When it comes to workplace issues, the numbers are equally discouraging. In a 2018 national poll, 1 in 3 French women said they had been sexually harassed at work. Nearly 1 in 10 said they’d been pressured to have sex with a boss in exchange for a promotion. But the rates of reporting are alarmingly low, with Interior Ministry figures showing that only about 20 percent of victims file complaints.

Tuaillon-Hibon cites American lawyer Gloria Allred as one of her heroes. Yet Allred, who has represented women in cases involving Donald Trump, Bill Cosby and other celebrities, seems to relish the glare of publicity. Tuaillon-Hibon is wary of media attention.

“France has a problem with activist lawyers,” she said. “You can’t have a cause. You can’t be engaged.”

Her activism, however, is exactly why dozens of women have sought her out. That and her embrace of what in France continues to be a controversial word, especially in the legal profession: feminist.

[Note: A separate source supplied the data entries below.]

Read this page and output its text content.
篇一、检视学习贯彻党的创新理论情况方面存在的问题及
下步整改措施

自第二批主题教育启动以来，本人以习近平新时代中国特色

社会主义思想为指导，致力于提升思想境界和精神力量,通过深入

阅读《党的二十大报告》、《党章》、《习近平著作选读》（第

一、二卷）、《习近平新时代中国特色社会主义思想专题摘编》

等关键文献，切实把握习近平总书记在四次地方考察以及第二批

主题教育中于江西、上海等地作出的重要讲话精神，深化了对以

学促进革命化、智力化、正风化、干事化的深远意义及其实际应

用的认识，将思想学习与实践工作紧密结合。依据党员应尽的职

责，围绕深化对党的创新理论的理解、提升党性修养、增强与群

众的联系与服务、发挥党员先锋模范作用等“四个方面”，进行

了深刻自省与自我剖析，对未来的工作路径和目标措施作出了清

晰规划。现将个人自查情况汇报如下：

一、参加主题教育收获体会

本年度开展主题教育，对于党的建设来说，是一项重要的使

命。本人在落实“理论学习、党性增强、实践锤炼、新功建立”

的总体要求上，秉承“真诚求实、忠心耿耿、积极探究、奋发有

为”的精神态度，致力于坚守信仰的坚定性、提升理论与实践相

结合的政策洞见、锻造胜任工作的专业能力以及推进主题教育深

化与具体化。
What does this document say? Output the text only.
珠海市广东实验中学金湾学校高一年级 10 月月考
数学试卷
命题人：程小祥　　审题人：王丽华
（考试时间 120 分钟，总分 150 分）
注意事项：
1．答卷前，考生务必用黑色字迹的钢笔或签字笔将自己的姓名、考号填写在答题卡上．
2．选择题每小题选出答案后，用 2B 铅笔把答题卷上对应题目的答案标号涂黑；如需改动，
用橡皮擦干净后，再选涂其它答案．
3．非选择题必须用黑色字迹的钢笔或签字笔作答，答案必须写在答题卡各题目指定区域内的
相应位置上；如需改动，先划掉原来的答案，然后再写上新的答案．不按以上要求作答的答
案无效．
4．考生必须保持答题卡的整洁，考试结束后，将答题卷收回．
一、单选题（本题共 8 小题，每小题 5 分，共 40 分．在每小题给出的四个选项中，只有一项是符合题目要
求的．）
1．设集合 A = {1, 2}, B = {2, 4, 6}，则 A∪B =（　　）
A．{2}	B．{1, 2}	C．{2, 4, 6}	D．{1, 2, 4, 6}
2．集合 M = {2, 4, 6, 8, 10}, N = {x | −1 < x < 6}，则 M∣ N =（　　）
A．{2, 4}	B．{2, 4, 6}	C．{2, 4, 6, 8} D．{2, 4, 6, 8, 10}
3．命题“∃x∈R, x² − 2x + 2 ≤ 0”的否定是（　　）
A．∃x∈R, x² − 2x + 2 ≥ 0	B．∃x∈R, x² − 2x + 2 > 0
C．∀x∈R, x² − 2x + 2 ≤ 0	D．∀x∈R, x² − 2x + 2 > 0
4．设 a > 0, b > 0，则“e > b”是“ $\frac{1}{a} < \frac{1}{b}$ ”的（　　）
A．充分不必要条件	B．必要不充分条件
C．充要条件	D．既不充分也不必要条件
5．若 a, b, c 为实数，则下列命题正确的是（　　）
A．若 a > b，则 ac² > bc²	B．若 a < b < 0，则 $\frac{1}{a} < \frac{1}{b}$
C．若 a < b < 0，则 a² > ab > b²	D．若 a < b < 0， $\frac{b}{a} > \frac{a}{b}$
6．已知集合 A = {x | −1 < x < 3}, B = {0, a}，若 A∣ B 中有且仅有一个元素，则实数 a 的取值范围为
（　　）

“You used to have women choosing any lawyer, no matter what he or she thought about women,” said longtime feminist activist Alice Coffin, a member of the Paris City Council who last year pushed for the resignation of a deputy mayor embroiled in sexual abuse controversies. “But I think it’s different for the victims today. They want to know they have a feminist on their side.”

As to why more women are stepping forward now, it may be a sign of the times. After a sluggish start, France is in the midst of what’s being described as a second #MeToo wave. The first one targeted powerful men generally. This one is centered mostly on child sexual abuse and incest. Both involve public confrontations of the alleged aggressors.

Some men, including Justice Minister Éric Dupond-Moretti, criticize the movement as going too far. Momentum is building, though.

While the country prohibits sexual relations between an adult and a minor under the age of 15, it has no minimum age of consent. The government said last month that it would “act quickly” to amend statutes so that an adult who engages in sex with someone younger than 15 would be charged with rape. The announcement came a day before France’s highest appeals court considered the case of three firefighters who acknowledge having sex with a seriously troubled 13-year-old. The court ruled Wednesday that the men will only be charged with sexual assault.

Tuaillon-Hibon hopes her work will encourage more changes to the legal code that will make it easier for victims to come forward. Even now, women who speak out often risk their jobs and more.

“Most of them, especially those living in small towns, end up having to move because when you touch political people, your life just becomes impossible,” she said.

There’s so much progress yet to be made, in her view. One of the biggest challenges will be unraveling the “prehistoric” ideas many French still have about what women mean if they say no to sex.

“I pray for a third wave of #MeToo,” she stressed. “And I’m going to work for it.”